Efficacy Comparison of Xalatan and Azopt on POAG and OH
Status:
Unknown status
Trial end date:
2010-12-01
Target enrollment:
Participant gender:
Summary
Prostaglandin analogs (PGAs) represent a new class of active ocular hypotensive agents and
possess a unique mechanism of action. Many studies suggested that 0.005% Latanoprost was more
effective and safer than other anti-glaucoma medications, such as beta-blockers. It has also
been found to be more effective than other class of anti-glaucoma medications such as
carbonic anhydrase inhibitors and alpha agonists. However data on such comparison is lacking
in Chinese patients. So it is necessary to increase China experience and get clinical data
from China. Besides latanoprost, brinzolamide is known as one of the other ocular hypotensive
agents with less systemic adverse effects, therefore it is selected as the controlled
medication of this study. The administration phase will be 4 weeks because it is long enough
to compare both efficacy and safety of the study drugs and accounting for following-up
conditions in China, it will be easier for the investigators to get enough subjects in a
limited stage if the observation time is shorter.
Before treatment with the study drugs, any previous glaucoma drugs will be washed out. The
minimum washout periods are 5 days for cholinergic agonists, 1 week for adrenergic agonists,
3 weeks for adrenergic β receptor blockers and 4 weeks for PGAS. After washout, the patients
will be randomised send to two parallel study groups: one group will receive latanoprost
0.005% once daily in the evening, the other group receive 1.0% Brinzolamide twice daily.

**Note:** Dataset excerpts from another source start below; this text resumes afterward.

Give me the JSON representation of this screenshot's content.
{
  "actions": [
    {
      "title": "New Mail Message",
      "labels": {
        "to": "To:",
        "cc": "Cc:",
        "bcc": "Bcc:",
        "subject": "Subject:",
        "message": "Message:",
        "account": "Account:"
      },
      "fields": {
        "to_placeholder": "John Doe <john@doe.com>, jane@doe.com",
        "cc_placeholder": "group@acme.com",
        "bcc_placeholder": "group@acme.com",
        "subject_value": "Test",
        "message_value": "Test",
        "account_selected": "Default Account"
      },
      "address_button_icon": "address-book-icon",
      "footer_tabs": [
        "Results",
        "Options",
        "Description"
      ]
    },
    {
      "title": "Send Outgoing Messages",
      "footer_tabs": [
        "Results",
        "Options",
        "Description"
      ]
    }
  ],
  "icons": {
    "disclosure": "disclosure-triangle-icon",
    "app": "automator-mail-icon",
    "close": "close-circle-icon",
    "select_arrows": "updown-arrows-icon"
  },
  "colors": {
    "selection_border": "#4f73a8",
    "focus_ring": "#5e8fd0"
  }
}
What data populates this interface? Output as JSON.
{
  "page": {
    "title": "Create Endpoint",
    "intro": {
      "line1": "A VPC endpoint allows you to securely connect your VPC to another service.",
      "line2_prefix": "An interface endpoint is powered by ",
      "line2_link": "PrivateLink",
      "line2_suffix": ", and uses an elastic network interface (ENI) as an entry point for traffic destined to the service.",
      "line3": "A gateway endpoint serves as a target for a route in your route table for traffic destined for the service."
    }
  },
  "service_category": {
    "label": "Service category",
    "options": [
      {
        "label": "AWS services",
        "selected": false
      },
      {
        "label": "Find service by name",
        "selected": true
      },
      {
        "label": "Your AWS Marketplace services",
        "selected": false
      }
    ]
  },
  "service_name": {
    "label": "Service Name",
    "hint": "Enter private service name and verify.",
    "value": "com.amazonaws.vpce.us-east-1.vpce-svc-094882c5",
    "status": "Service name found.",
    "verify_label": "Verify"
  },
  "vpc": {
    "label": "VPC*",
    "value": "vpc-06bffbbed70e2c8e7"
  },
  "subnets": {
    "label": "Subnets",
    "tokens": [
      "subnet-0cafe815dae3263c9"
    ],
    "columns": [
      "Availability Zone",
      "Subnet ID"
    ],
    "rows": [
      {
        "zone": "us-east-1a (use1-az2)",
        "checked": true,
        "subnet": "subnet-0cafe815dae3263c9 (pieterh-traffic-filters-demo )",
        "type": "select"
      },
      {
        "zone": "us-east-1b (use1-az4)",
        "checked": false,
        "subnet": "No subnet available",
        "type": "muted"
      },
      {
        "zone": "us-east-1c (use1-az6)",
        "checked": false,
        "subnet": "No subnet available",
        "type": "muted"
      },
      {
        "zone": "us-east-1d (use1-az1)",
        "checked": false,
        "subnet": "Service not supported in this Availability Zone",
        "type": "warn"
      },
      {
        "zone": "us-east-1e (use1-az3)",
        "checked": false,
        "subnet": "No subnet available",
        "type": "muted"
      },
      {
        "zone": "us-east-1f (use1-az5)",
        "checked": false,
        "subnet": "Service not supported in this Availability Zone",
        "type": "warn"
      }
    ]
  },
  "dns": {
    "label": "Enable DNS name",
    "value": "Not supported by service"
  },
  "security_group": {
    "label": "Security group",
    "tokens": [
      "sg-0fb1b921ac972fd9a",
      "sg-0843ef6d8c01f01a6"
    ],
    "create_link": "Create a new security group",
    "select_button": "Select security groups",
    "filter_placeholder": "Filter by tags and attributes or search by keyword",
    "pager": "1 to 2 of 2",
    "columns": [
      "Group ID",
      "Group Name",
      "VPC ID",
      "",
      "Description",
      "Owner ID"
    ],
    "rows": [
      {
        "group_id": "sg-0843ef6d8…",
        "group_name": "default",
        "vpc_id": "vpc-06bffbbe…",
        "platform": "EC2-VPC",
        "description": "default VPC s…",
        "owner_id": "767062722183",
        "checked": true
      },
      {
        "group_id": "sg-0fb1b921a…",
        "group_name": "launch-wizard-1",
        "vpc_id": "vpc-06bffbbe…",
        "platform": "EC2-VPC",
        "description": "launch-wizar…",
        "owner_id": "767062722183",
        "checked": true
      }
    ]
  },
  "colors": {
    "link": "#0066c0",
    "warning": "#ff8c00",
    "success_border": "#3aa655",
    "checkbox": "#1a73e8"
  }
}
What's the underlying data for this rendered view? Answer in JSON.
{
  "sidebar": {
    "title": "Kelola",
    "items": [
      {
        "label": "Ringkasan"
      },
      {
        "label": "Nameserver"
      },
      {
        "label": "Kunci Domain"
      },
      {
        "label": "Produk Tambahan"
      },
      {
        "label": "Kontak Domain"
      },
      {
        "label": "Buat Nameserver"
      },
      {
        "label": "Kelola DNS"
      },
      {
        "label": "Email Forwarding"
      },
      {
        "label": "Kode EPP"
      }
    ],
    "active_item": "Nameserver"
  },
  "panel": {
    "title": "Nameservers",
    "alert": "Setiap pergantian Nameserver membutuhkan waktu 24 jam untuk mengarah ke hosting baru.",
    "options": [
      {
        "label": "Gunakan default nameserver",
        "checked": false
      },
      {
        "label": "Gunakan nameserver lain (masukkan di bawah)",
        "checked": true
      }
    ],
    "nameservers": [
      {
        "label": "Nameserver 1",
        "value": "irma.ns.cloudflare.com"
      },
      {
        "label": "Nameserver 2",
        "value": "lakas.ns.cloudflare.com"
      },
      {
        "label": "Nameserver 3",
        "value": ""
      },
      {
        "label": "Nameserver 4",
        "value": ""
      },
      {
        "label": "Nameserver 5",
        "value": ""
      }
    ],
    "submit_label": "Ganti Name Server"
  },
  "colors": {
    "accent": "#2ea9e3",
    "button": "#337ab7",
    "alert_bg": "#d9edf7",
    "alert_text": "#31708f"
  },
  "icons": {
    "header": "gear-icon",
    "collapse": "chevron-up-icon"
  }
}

Randomization will be obtained using a list of random numbers .During the study there will be
four visits: screening, baseline, 2 weeks, and 4 weeks of treatment. The IOP will be measured
with a Goldmann tonometer at 8 am for each visit. The tonometry will be performed before the
administration of the dose of the day in patients treated with Brinzolamide. Three separate
measurements will be taken for each eye and the mean of the three measurements will be used
in the statistical analysis. Best corrected visual acuity and refraction will be determined
and a slit lamp examination, ophthalmoscopy will be performed at all visits.